One of those resolutions, to support the creation of a flat tax, was defeated at a policy workshop Friday morning, the CBC's Kady O'Malley reports, and won't be voted on at Saturday's plenary session.



Since first forming government in 2006, the Conservatives have introduced at least eight tax credits for things such as transit passes, caregivers, and arts lessons for children. That's far too many for fiscal conservatives such as Derek Fildebrandt of the Canadian Taxpayers Federation.



"We've seen this government make our tax code look even more like a piece of Swiss cheese," he said. "It was complicated when they got there — now it's even worse."



Fiscal conservatives argue the government should keep overall taxes to a minimum — and let people decide for themselves how to spend their money.



"It's not in the national interest that we all play the piano. There's nothing wrong with the piano, but we should do it on our own merits not because the government told us to," Fildebrandt said.



Allan Maslove of Carleton University agrees that the tax policy of this government seems to go against conservative philosophy.



"Using the tax system to promote transit ridership or promote sports health club memberships, or music lessons for your kids, seems to be going counter to what you'd expect from a fiscal conservative," he said.



Beyond corrupting conservative ideals, Maslove also said there are big problems with having many small tax measures: "If you get enough of these things, and the dollar value gets large enough, you then have to have higher taxes across the board to generate the amount of income, or the amount of tax revenues, that you need."



Even Flaherty admits filling out your taxes isn't as easy as it used to be.



"There's no question the tax code is getting more and more complicated — there's no question about that," Flaherty said.



"Certain incentives are there because we consider it to be good public policy," Flaherty said, "we did not bring in anything new here that wasn't in either the last budget or the platform. So Canadians can rest assured that these are items people knew about and could vote for them or vote against them."



Flaherty insists his government's goal is to make more people pay taxes — but at a lower rate.
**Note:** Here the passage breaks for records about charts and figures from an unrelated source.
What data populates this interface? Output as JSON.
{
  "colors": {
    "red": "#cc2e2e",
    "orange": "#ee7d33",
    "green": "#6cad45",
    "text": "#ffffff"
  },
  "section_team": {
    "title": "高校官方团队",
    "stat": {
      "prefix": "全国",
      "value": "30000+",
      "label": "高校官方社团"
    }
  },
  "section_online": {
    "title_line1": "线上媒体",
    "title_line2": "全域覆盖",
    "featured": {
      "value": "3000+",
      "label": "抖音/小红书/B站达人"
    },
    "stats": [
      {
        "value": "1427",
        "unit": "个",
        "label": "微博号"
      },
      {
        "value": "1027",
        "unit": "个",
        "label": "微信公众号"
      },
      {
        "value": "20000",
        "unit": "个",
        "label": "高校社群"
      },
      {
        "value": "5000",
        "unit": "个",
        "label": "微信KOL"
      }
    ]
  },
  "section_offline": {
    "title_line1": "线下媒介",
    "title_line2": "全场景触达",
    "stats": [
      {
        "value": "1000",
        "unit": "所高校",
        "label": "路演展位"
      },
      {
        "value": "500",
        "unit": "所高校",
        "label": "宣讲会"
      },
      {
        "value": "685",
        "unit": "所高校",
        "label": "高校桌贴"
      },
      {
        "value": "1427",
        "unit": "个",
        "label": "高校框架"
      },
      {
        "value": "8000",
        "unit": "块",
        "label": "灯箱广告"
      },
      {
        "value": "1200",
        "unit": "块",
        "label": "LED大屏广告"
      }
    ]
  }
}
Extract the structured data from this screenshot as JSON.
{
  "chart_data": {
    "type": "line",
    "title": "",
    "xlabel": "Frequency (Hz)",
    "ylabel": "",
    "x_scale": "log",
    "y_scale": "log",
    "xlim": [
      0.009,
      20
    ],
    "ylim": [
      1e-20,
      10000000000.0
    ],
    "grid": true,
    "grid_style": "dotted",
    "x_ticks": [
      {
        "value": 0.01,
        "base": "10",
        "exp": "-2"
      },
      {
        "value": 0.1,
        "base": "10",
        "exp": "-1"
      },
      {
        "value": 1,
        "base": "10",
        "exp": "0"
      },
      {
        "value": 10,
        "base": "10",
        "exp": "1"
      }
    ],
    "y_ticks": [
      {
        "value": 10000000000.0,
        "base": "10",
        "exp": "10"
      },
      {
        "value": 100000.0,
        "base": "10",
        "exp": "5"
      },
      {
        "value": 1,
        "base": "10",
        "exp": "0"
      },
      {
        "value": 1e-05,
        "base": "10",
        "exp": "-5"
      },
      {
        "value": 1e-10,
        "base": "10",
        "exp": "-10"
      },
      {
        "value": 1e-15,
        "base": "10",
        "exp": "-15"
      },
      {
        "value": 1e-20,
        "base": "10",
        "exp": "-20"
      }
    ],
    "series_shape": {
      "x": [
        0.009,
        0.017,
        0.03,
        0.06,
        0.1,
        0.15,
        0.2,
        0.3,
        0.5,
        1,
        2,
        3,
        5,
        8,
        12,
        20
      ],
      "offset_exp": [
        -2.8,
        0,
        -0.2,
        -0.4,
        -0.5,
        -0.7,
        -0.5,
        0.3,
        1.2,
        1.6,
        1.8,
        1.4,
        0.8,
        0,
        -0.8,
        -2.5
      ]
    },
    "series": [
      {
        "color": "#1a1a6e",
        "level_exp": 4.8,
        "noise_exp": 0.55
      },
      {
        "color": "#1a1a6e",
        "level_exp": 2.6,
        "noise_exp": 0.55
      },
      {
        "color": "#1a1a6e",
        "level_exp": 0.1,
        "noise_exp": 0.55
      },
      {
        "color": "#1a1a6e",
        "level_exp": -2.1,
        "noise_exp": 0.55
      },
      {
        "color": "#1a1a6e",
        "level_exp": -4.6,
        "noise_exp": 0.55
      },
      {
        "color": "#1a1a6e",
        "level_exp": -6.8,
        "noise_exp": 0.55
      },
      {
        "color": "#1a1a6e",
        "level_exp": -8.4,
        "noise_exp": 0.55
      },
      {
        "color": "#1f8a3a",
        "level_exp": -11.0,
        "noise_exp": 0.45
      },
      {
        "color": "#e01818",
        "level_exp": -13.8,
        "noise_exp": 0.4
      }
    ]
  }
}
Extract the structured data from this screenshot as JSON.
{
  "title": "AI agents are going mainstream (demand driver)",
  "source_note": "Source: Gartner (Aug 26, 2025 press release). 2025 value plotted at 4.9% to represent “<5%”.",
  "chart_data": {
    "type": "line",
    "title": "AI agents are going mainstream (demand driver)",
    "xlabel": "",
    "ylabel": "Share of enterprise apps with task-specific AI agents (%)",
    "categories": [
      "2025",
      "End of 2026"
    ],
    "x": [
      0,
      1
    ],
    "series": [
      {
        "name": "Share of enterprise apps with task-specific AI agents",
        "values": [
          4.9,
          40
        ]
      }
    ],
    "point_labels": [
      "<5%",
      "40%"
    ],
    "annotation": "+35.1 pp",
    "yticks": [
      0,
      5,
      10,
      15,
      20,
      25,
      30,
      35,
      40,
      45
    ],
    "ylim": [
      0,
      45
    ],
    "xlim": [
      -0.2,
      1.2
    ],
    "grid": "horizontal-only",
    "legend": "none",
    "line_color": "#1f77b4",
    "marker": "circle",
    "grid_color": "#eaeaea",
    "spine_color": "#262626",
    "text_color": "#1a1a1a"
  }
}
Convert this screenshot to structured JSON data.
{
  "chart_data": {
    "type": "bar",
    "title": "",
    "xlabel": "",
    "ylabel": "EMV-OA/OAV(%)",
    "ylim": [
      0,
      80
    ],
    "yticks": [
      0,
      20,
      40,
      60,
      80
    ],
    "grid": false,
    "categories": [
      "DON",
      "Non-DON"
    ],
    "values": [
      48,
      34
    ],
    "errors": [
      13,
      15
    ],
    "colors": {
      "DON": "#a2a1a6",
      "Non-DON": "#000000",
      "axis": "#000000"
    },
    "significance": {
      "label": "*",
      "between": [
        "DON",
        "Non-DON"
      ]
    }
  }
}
As the convention delegates consider those issues, they are also relishing in last month's electoral victory.



Former Conservative cabinet minister Stockwell Day opened the convention Thursday by congratulating his party on its majority. But he also warned against the dangers of socialist ideas, by raising the spectre of the economic recession in Europe.



Prime Minister Stephen Harper will deliver the keynote address to the convention about 7 p.m. Friday night — early enough to finish in time for Game 5 of the Stanley Cup Finals.



Protest expected

Anti-Conservative activists have a protest march planned, ending at the convention centre in time for Harper's speech. The protest will feature as a speaker Brigette DePape, the former Senate page who lost her job last week after holding up a "Stop Harper" sign during the speech from the throne.